Donald Trump já deu várias provas de que não perde uma oportunidade para atacar os adversários democratas, recorrendo muitas vezes ao Twitter para esse efeito. O que poucos terão notado é que há uma alta figura que tem escapado às farpas do candidato à Casa Branca: Michelle Obama. E nem mesmo depois do muito aplaudido discurso em que a primeira-dama criticou o republicano sem sequer referir o seu nome, na Convenção Nacional do Partido Democrata, Trump lhe deixou palavras mais duras. Antes pelo contrário. Numa entrevista ao Hollywood Reporter, o candidato disse que a intervenção de Michelle foi "excelente".

No primeiro dia da Convenção Nacional do Partido Democrata, que decorre até quinta-feira em Filadélfia, Trump usou o Twitter para criticar tudo e todos. E até mereceu uma resposta de Bernie Sanders, que na mesma rede social lhe escreveu: “Never tweet” (Nunca escrevas tweets).

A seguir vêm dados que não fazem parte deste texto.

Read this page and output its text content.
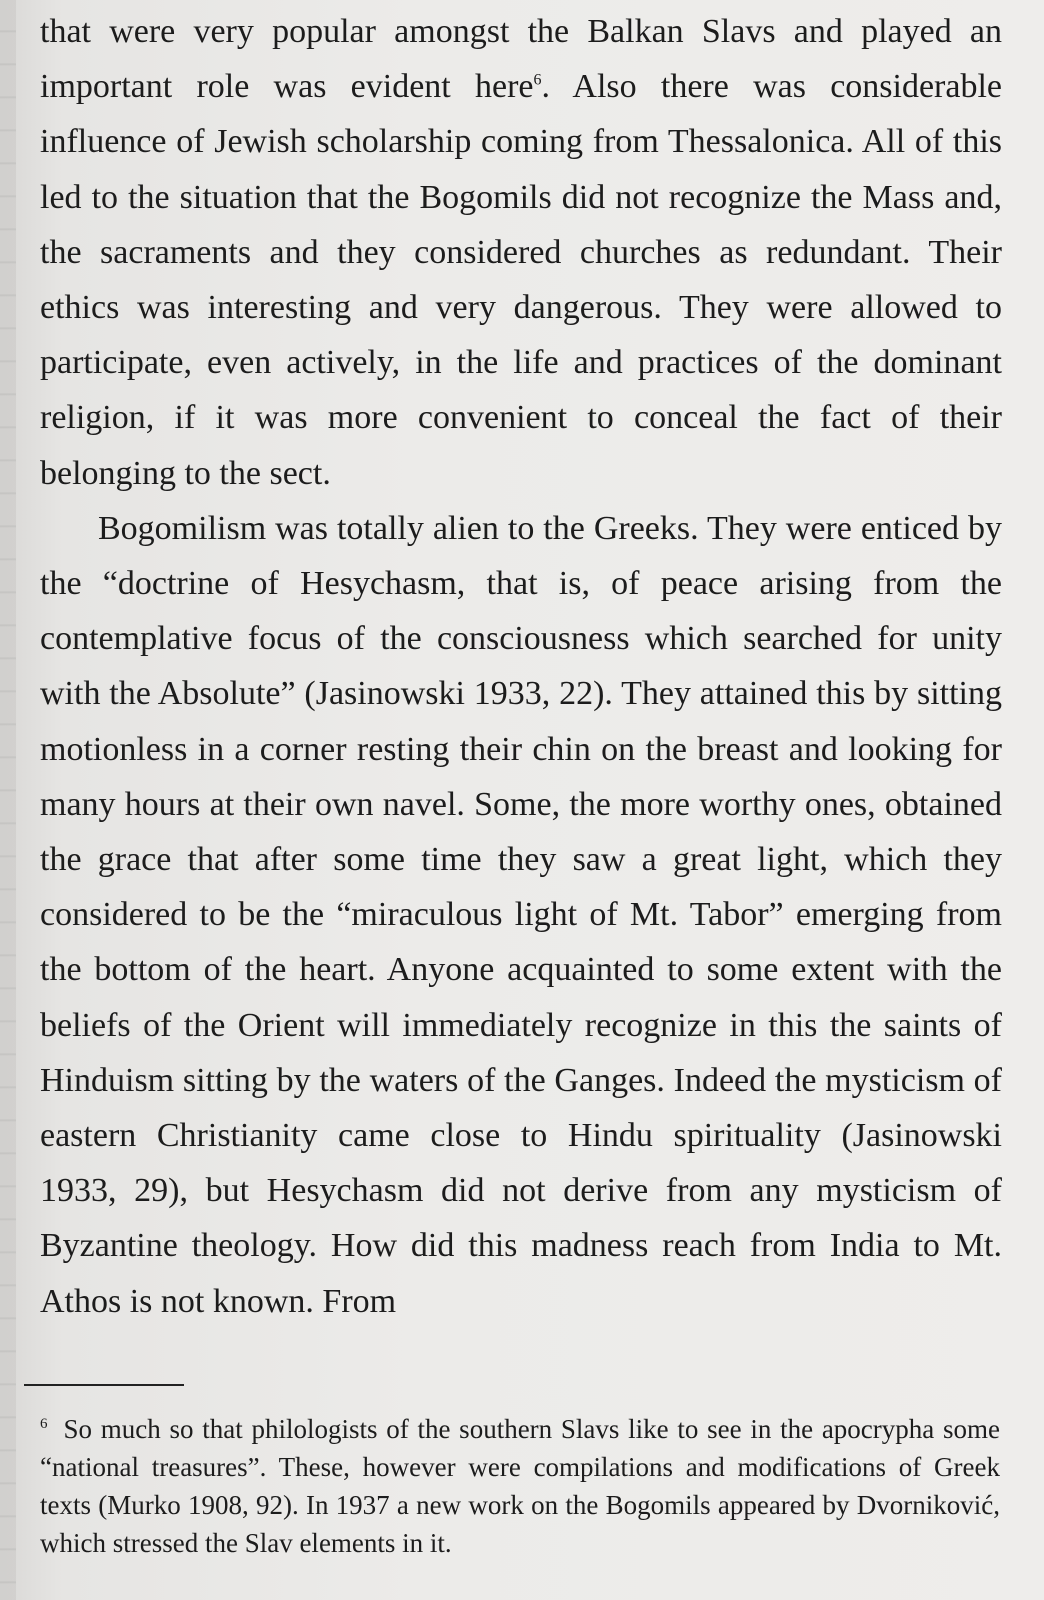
that were very popular amongst the Balkan Slavs and played an important role was evident here$^6$. Also there was considerable influence of Jewish scholarship coming from Thessalonica. All of this led to the situation that the Bogomils did not recognize the Mass and, the sacraments and they considered churches as redundant. Their ethics was interesting and very dangerous. They were allowed to participate, even actively, in the life and practices of the dominant religion, if it was more convenient to conceal the fact of their belonging to the sect.

Bogomilism was totally alien to the Greeks. They were enticed by the “doctrine of Hesychasm, that is, of peace arising from the contemplative focus of the consciousness which searched for unity with the Absolute” (Jasinowski 1933, 22). They attained this by sitting motionless in a corner resting their chin on the breast and looking for many hours at their own navel. Some, the more worthy ones, obtained the grace that after some time they saw a great light, which they considered to be the “miraculous light of Mt. Tabor” emerging from the bottom of the heart. Anyone acquainted to some extent with the beliefs of the Orient will immediately recognize in this the saints of Hinduism sitting by the waters of the Ganges. Indeed the mysticism of eastern Christianity came close to Hindu spirituality (Jasinowski 1933, 29), but Hesychasm did not derive from any mysticism of Byzantine theology. How did this madness reach from India to Mt. Athos is not known. From

$^6$ So much so that philologists of the southern Slavs like to see in the apocrypha some “national treasures”. These, however were compilations and modifications of Greek texts (Murko 1908, 92). In 1937 a new work on the Bogomils appeared by Dvorniković, which stressed the Slav elements in it.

Críticas que, surpreendentemente, não visaram Michelle Obama. Sobre a primeira-dama e a sua intervenção, muito elogiada pelos comentadores políticos, Trump não escreveu uma linha. 

Mais, ao Hollywood Reporter, o magnata que fez fortuna no setor imobiliário afirmou que não ficou nada impressionado com o que viu do primeiro dia da reunião dos democratas, excepto num determinado momento: quando Michelle subiu ao palco e fez um discurso que, na sua opinião, foi “excelente”.   

“Acho que o discurso dela foi excelente. Fez um trabalho muito bom. Gostei do discurso.”

Trump não criticou o discurso de Michelle desta vez, tal como não respondeu à intervenção da primeira-dama numa iniciativa com estudantes finalistas em Nova Iorque, em junho, e que teve claras referências ao republicano. Na altura, a democrata alertou os jovens que é preciso ter cuidado com os que querem “construir muros” e que olham para a diversidade como uma “ameaça”.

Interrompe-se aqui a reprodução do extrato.